A Rhino, only ours was dark grey.

Ice cream truck - only no actual ice cream is be had from this one.
However, it wasn’t to be long stay, and 2 and half days after arriving, I was quite suddenly told to go pack back up, and bustled off to catch a Blackhawk helicopter as night fell. Things aren’t generally publicly scheduled, and routes always change, for security reasons, so you often don’t know when you might be suddenly making a trip, nor how long it might take. I was extraordinarily tired, but it was exciting, because it was new to me, and I am so enamoured of helicopters that you could practically say I have a crush on them, so I perked up. The ride is another, like the C-130, where you feel distinctly uninsulated from the discomforts and realities of the travel experience. No glass in the side windows, so there was much warm, noisy wind rushing around the cabin(or whatever you call the inside of a helicopter). The left side gunner was right in front of me, and the other Blackhawk with us (everyone must have a battle buddy – even helicopters), with all its lights out, was just a black silhouette against the city lights in the sky ahead or sometimes to the side of us. The ride was almost two hours, with about 6 stops. For some of it we were over the city, and for some, just over dark, empty looking land, an occasional small fire, an occasional small building with lights.
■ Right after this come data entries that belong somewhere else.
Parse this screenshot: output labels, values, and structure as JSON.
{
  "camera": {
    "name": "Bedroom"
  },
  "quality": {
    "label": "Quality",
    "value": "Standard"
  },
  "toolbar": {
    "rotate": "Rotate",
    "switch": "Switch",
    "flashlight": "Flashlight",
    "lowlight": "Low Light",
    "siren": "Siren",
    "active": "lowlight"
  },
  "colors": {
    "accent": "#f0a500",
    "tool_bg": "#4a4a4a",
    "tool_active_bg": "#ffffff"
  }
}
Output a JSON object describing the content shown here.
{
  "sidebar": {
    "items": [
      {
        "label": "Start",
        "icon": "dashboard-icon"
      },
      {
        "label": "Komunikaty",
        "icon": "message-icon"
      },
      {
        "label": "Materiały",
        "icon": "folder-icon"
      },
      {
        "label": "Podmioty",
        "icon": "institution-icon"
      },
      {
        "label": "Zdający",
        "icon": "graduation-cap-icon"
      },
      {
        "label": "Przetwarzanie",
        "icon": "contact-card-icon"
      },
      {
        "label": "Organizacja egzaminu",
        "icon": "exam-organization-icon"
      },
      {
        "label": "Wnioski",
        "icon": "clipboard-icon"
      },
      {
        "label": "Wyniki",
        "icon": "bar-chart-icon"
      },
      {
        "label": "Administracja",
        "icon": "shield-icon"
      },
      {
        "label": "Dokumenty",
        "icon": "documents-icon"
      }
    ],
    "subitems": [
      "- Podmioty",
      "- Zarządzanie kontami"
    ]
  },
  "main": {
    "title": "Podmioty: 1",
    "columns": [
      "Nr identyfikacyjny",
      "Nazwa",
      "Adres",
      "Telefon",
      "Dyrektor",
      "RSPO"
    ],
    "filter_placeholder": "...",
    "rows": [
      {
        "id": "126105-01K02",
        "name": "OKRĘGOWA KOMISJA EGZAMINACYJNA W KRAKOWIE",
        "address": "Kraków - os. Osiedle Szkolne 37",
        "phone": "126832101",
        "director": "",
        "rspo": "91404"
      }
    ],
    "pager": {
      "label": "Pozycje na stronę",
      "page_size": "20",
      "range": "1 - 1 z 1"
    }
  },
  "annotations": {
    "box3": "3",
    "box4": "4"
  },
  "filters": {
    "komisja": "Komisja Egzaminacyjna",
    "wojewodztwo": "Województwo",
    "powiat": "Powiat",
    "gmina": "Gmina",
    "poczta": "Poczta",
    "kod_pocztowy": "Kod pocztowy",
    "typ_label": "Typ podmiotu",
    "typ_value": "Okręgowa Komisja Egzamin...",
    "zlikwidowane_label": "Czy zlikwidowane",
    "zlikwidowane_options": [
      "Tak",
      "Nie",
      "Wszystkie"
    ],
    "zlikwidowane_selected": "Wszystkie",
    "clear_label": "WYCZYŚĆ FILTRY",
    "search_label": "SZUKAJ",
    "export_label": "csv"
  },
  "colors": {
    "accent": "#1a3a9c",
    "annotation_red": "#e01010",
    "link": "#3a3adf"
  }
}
The man organizing us at the helipad wrote, in black marker, my destination stop on the back of my hand. As though I was five, or mentally challenged. How it happened was, I was the only one getting off at Taji, and he asked me, “Do you want me to write your destination on your hand?” I was all indignant, “No, I’m fine. Why?” And he says, “Okay, just make sure you don’t get off at the wrong stop – I told you that it would be the third stop en route, but it may or may not be. It can be difficult to hear, and it has happened before that people get off at the wrong place.” I stood there for about 5 seconds mulling that over, envisioning getting confused and off at the wrong base or missing my stop and being stuck, god knows where… So I swallowed my pride, stuck out my hand, and said, “okay, actually, do write it on my hand, please.” This turned out to have been a very good thing. Having your destination written on the back of your hand sends a message: this person is of marginal competence. I think the gunner, when he saw that, decided I was verging on special needs, and took particular care of me, moved me from my original spot in the back, to right beside him up near the front, made sure I stayed put when I started unbuckling at the wrong stops, twice(!), got me out when we had to refuel, and arranged for a guy to come out with a wheeled cart to carry my stuff from the landing site into the heliport when we at last arrived at Taji sometime around midnight. And that is how I got from Fort Benning, Georgia, to my new home in Iraq!

Our Blackhawk was like this, and I was just a couple of feet towards the back from the gunner. See the glass in the windows in back? Ours didn't have that, at least in the front one. I stuck my hand out the frontmost edge of the forward one once, just to feel the air, but the gunner glanced at me, and I thought perhaps I shouldn't be doing that and withdrew it.